Enabling engine metrics
Section titled “Enabling engine metrics”TensorRT-LLM exposes two different HTTP metrics endpoints:
| Endpoint | Format | Purpose |
|---|---|---|
/prometheus/metrics | Prometheus text (trtllm_*) | Request-level metrics scraped by Graphsignal |
/metrics | JSON | Per-iteration stats (IterationStats); not used by Graphsignal |
The /prometheus/metrics route is not enabled by default. It is registered only when return_perf_metrics is set to true in your server configuration. If engine metrics are missing in Graphsignal, enable them in a YAML config and pass it to trtllm-serve:
return_perf_metrics: truegraphsignal-run trtllm-serve Qwen/Qwen1.5-7B-Chat \ --port 8000 \ --backend pytorch \ --config trtllm-config.yamlAfter the server has finished loading and served at least one request, verify the endpoint locally:
curl http://localhost:8000/prometheus/metrics | headYou should see # HELP trtllm_... lines. For the full list of exported metrics and an end-to-end example, see NVIDIA’s Prometheus Metrics guide and the trtllm-serve metrics documentation.
Notes:
- Match the scrape host to your
--hostflag (Graphsignal defaults tolocalhost, same astrtllm-serve). --grpcmode does not expose an HTTP/prometheus/metricsendpoint; engine Prometheus metrics are not available in that mode.- On the PyTorch backend, iteration stats on
/metricsare separate and may requireenable_iter_perf_statsin config; that JSON endpoint is not scraped by Graphsignal.
Run TensorRT-LLM from Python with graphsignal.watch()
Section titled “Run TensorRT-LLM from Python with graphsignal.watch()”If you bootstrap TensorRT-LLM from your own Python entry point, call graphsignal.watch() once before importing tensorrt_llm / touching CUDA:
import graphsignal
graphsignal.watch(metrics_port=8000, metrics_path='/prometheus/metrics', metrics_host='localhost')
import tensorrt_llm# ... run TensorRT-LLM normally ...Add Graphsignal to a TensorRT-LLM Docker image
Section titled “Add Graphsignal to a TensorRT-LLM Docker image”TensorRT-LLM NGC release images may not include Graphsignal (or CUPTI).

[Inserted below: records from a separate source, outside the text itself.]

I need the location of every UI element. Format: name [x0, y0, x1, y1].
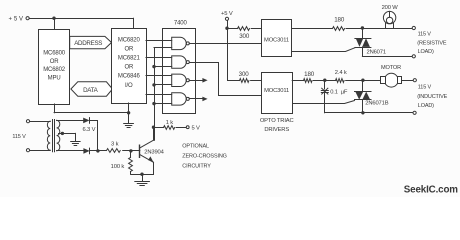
ground symbol (emitter) — [135, 174, 150, 185]
wire emitter — [153, 162, 155, 174]
svg-text:CIRCUITRY: CIRCUITRY — [182, 164, 211, 170]
wire R7 to emitter rail — [130, 172, 132, 175]
IC U5 MOC3011 box (lower) — [262, 73, 293, 114]
terminal 115V resistive bottom — [412, 55, 415, 58]
svg-text:115 V: 115 V — [418, 31, 432, 37]
resistor R1 300 — [238, 27, 250, 31]
wire gate 4 input A (from I/O) — [146, 94, 172, 96]
wire +5V rail top — [29, 18, 133, 20]
arrow gate4 output — [202, 97, 207, 102]
wire gate 2 input A (from I/O) — [146, 57, 172, 59]
bus arrow DATA (bidirectional) — [71, 82, 113, 96]
NAND gate U3d — [172, 93, 190, 105]
terminal mains bottom — [26, 149, 29, 152]
svg-text:MPU: MPU — [48, 76, 61, 82]
wire gate 3 input A (from I/O) — [146, 75, 172, 77]
wire R5 to motor node — [346, 80, 381, 82]
svg-text:MC6846: MC6846 — [118, 74, 141, 80]
wire MOC2 to triac2 gate — [293, 101, 355, 104]
svg-text:MC6820: MC6820 — [118, 37, 141, 43]
lamp 200W — [383, 11, 395, 28]
IC U3 7400 box — [163, 29, 196, 114]
label MOC3011 (upper) — [264, 37, 289, 43]
svg-text:+ 5 V: + 5 V — [8, 17, 23, 23]
svg-text:OPTIONAL: OPTIONAL — [182, 143, 209, 149]
label 2N6071B — [365, 101, 388, 107]
svg-text:LOAD): LOAD) — [418, 49, 434, 55]
svg-text:6.3 V: 6.3 V — [83, 127, 96, 133]
svg-text:OR: OR — [50, 59, 60, 65]
svg-text:180: 180 — [334, 17, 345, 24]
label 115 V (resistive) — [418, 31, 432, 37]
svg-text:115 V: 115 V — [12, 134, 26, 140]
svg-text:+5 V: +5 V — [221, 11, 233, 17]
wire triac2 MT1 lead — [362, 100, 364, 113]
terminal 115V resistive top — [412, 26, 415, 29]
label MC6802 — [43, 67, 66, 73]
watermark SeekIC.com — [404, 184, 458, 195]
label MOC3011 (lower) — [264, 88, 289, 94]
label 3 k — [111, 141, 119, 147]
bus arrow ADDRESS — [70, 36, 112, 48]
label 200 W — [382, 5, 399, 11]
wire R1 to MOC1 — [251, 28, 261, 30]
label OR (MPU) — [50, 59, 60, 65]
svg-text:2.4 k: 2.4 k — [335, 70, 347, 76]
label MC6821 — [118, 55, 141, 61]
label 300 (R1) — [239, 33, 250, 40]
label 115 V (inductive) — [418, 85, 432, 91]
svg-text:7400: 7400 — [174, 21, 188, 27]
wire R4 to cap node — [313, 80, 324, 82]
label DATA — [83, 87, 99, 94]
label I/O — [125, 83, 133, 89]
label 2.4 k — [335, 70, 347, 76]
label OPTO TRIAC — [260, 118, 294, 124]
svg-text:DATA: DATA — [83, 87, 99, 94]
svg-text:OR: OR — [124, 46, 134, 52]
junction emitter ground — [140, 173, 143, 176]
wire +5V stub to MPU — [54, 18, 56, 30]
label OPTIONAL — [182, 143, 209, 149]
resistor R7 100k — [129, 158, 133, 172]
svg-text:0.1 µF: 0.1 µF — [330, 89, 348, 95]
wire gate 1 input B (zero-crossing) — [154, 47, 172, 49]
svg-text:300: 300 — [239, 71, 250, 78]
label 7400 — [174, 21, 188, 27]
svg-text:ZERO-CROSSING: ZERO-CROSSING — [182, 154, 227, 160]
label 115 V (mains) — [12, 134, 26, 140]
resistor R5 2.4k — [336, 79, 345, 83]
transformer T1 secondary coil — [57, 120, 60, 150]
wire R6 to base node — [123, 150, 140, 152]
IC U1 MC6800 MPU box — [39, 30, 70, 105]
label 300 (R2) — [239, 71, 250, 78]
svg-text:5 V: 5 V — [192, 126, 201, 132]
wire collector — [153, 127, 155, 140]
wire secondary top lead — [57, 120, 84, 122]
IC U2 MC6820 I/O box — [112, 29, 147, 104]
junction collector 1k — [152, 126, 155, 129]
svg-text:2N6071: 2N6071 — [367, 49, 386, 55]
svg-text:ADDRESS: ADDRESS — [74, 40, 102, 47]
label MC6820 — [118, 37, 141, 43]
terminal 5V pullup — [186, 126, 189, 129]
junction ground bus — [127, 111, 130, 114]
svg-text:MC6800: MC6800 — [43, 51, 66, 57]
triac Q2 2N6071B — [355, 92, 372, 100]
label 6.3 V — [83, 127, 96, 133]
transistor Q3 2N3904 — [140, 140, 154, 162]
wire mains top lead — [30, 121, 51, 123]
svg-text:OR: OR — [124, 65, 134, 71]
NAND gate U3c — [172, 74, 190, 86]
svg-text:LOAD): LOAD) — [418, 103, 434, 109]
arrow gate3 output — [202, 78, 207, 83]
diode D1 — [83, 118, 89, 124]
terminal +5V (right) — [225, 17, 228, 20]
junction +5V right — [225, 27, 228, 30]
label 2N6071 — [367, 49, 386, 55]
wire rail resistive bottom — [362, 56, 412, 58]
label OR (IO-1) — [124, 46, 134, 52]
terminal mains top — [26, 120, 29, 123]
wire MOC2 to R4 — [292, 80, 304, 82]
wire motor to terminal — [402, 80, 413, 82]
label (RESISTIVE — [417, 41, 447, 47]
wire triac1 MT1 lead — [362, 47, 364, 56]
label 0.1 uF — [330, 89, 348, 95]
wire gate 3 input B (zero-crossing) — [154, 84, 172, 86]
wire zero-crossing vertical — [154, 48, 156, 141]
label 100 k — [111, 164, 125, 170]
wire secondary bottom lead — [57, 150, 84, 152]
label MOTOR — [381, 65, 401, 71]
terminal +5V (left) — [26, 17, 29, 20]
diode D2 — [83, 148, 89, 154]
label MPU — [48, 76, 61, 82]
label ADDRESS — [74, 40, 102, 47]
svg-text:MOC3011: MOC3011 — [264, 88, 289, 94]
label 180 (R3) — [334, 17, 345, 24]
svg-text:100 k: 100 k — [111, 164, 125, 170]
wire cap node to R5 — [325, 80, 336, 82]
NAND gate U3b — [172, 56, 190, 68]
terminal 115V inductive top — [413, 79, 416, 82]
wire gate4 output — [189, 98, 203, 100]
svg-text:MC6802: MC6802 — [43, 67, 66, 73]
wire gate 2 input B (zero-crossing) — [154, 66, 172, 68]
wire +5V down to R2 — [228, 29, 240, 81]
wire collector to R8 — [154, 127, 164, 129]
junction triac1 top — [361, 26, 364, 29]
label CIRCUITRY — [182, 164, 211, 170]
label +5 V (right) — [221, 11, 233, 17]
svg-text:200 W: 200 W — [382, 5, 399, 11]
wire gate 1 input A (from I/O) — [146, 40, 172, 42]
node +5V supply label (left) — [8, 17, 23, 23]
wire D1 to junction — [90, 121, 98, 151]
label MC6800 — [43, 51, 66, 57]
ground symbol (center tap) — [71, 133, 80, 145]
motor M1 — [381, 73, 402, 87]
wire R8 to 5V — [176, 127, 186, 129]
junction gate2 input B — [152, 65, 155, 68]
svg-text:1 k: 1 k — [166, 120, 174, 126]
svg-text:2N3904: 2N3904 — [144, 149, 164, 155]
wire base node to R7 — [130, 151, 132, 158]
junction cap top — [323, 79, 326, 82]
svg-text:MOC3011: MOC3011 — [264, 37, 289, 43]
wire mains bottom lead — [30, 150, 51, 152]
svg-text:2N6071B: 2N6071B — [365, 101, 388, 107]
IC U4 MOC3011 box (upper) — [262, 20, 292, 57]
label (INDUCTIVE — [417, 94, 447, 100]
junction base node — [129, 149, 132, 152]
terminal 115V inductive bottom — [413, 111, 416, 114]
resistor R6 3k — [107, 149, 121, 153]
label ZERO-CROSSING — [182, 154, 227, 160]
svg-text:SeekIC.com: SeekIC.com — [404, 184, 458, 195]
svg-text:OPTO TRIAC: OPTO TRIAC — [260, 118, 294, 124]
wire MPU ground stub — [54, 104, 56, 113]
wire emitter rail — [131, 174, 154, 176]
wire to R1 — [227, 28, 238, 30]
resistor R4 180 — [304, 79, 313, 83]
wire gate 4 input B (zero-crossing) — [154, 103, 172, 105]
wire +5V stub into I/O box top — [133, 18, 135, 28]
junction triac2 bottom — [361, 111, 364, 114]
label 2N3904 — [144, 149, 164, 155]
svg-text:180: 180 — [304, 71, 315, 78]
resistor R3 180 — [333, 27, 345, 31]
svg-text:MOTOR: MOTOR — [381, 65, 401, 71]
resistor R8 1k — [164, 126, 175, 130]
junction center tap — [61, 132, 64, 135]
label OR (IO-2) — [124, 65, 134, 71]
wire triac1 MT2 lead — [362, 28, 364, 38]
wire secondary center tap — [59, 133, 76, 135]
wire I/O ground stub — [128, 103, 130, 113]
svg-text:(INDUCTIVE: (INDUCTIVE — [417, 94, 447, 100]
triac Q1 2N6071 — [355, 38, 371, 47]
svg-text:DRIVERS: DRIVERS — [264, 127, 289, 133]
capacitor C1 0.1uF — [321, 80, 328, 113]
wire +5V right stub — [227, 20, 229, 28]
label 5 V (pullup) — [192, 126, 201, 132]
wire rail inductive bottom — [325, 112, 413, 114]
junction triac2 top — [361, 79, 364, 82]
junction gate3 input B — [152, 83, 155, 86]
label 1 k — [166, 120, 174, 126]
resistor R2 300 — [240, 79, 249, 83]
wire gate2 output to MOC2 — [190, 63, 262, 96]
svg-text:300: 300 — [239, 33, 250, 40]
wire ground bus — [54, 112, 129, 114]
wire MOC1 to triac1 gate — [292, 48, 356, 52]
svg-text:115 V: 115 V — [418, 85, 432, 91]
svg-text:MC6821: MC6821 — [118, 55, 141, 61]
label MC6846 — [118, 74, 141, 80]
svg-text:3 k: 3 k — [111, 141, 119, 147]
junction rectifier node — [96, 149, 99, 152]
svg-text:I/O: I/O — [125, 83, 133, 89]
wire gate1 output to MOC1 — [189, 43, 261, 45]
wire R2 to MOC2 — [251, 80, 261, 82]
label 180 (R4) — [304, 71, 315, 78]
label LOAD) (inductive) — [418, 103, 434, 109]
wire R3 to lamp node — [346, 28, 362, 30]
ground symbol (logic) — [124, 113, 134, 128]
label DRIVERS — [264, 127, 289, 133]
transformer T1 primary coil — [47, 121, 50, 150]
wire triac2 MT2 lead — [362, 80, 364, 91]
wire rectifier to R6 — [90, 150, 106, 152]
wire lamp rail — [362, 28, 412, 30]
wire MOC1 to R3 — [292, 28, 332, 30]
wire gate3 output — [189, 80, 203, 82]
junction gate4 input B — [152, 102, 155, 105]
svg-text:(RESISTIVE: (RESISTIVE — [417, 41, 447, 47]
junction +5V to MPU — [52, 17, 55, 20]
label LOAD) (resistive) — [418, 49, 434, 55]
transformer T1 core — [53, 120, 55, 152]
NAND gate U3a — [172, 37, 190, 49]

Install the matching Graphsignal CUPTI extra (e.g. graphsignal[cu12] for CUDA 12.x) at container startup and run the server through graphsignal-run.
docker run --gpus all \ -p 8000:8000 \ --ipc=host \ -e GRAPHSIGNAL_API_KEY=YOUR_API_KEY \ -v ~/.cache/huggingface:/root/.cache/huggingface \ --entrypoint bash \ nvcr.io/nvidia/tensorrt-llm/release:latest \ -lc 'pip install --no-cache-dir graphsignal[cu12] \ && exec graphsignal-run trtllm-serve \ Qwen/Qwen1.5-7B-Chat \ --port 8000 \ --backend pytorch \ --config trtllm-config.yaml'Ensure trtllm-config.yaml sets return_perf_metrics: true (see Enabling engine metrics).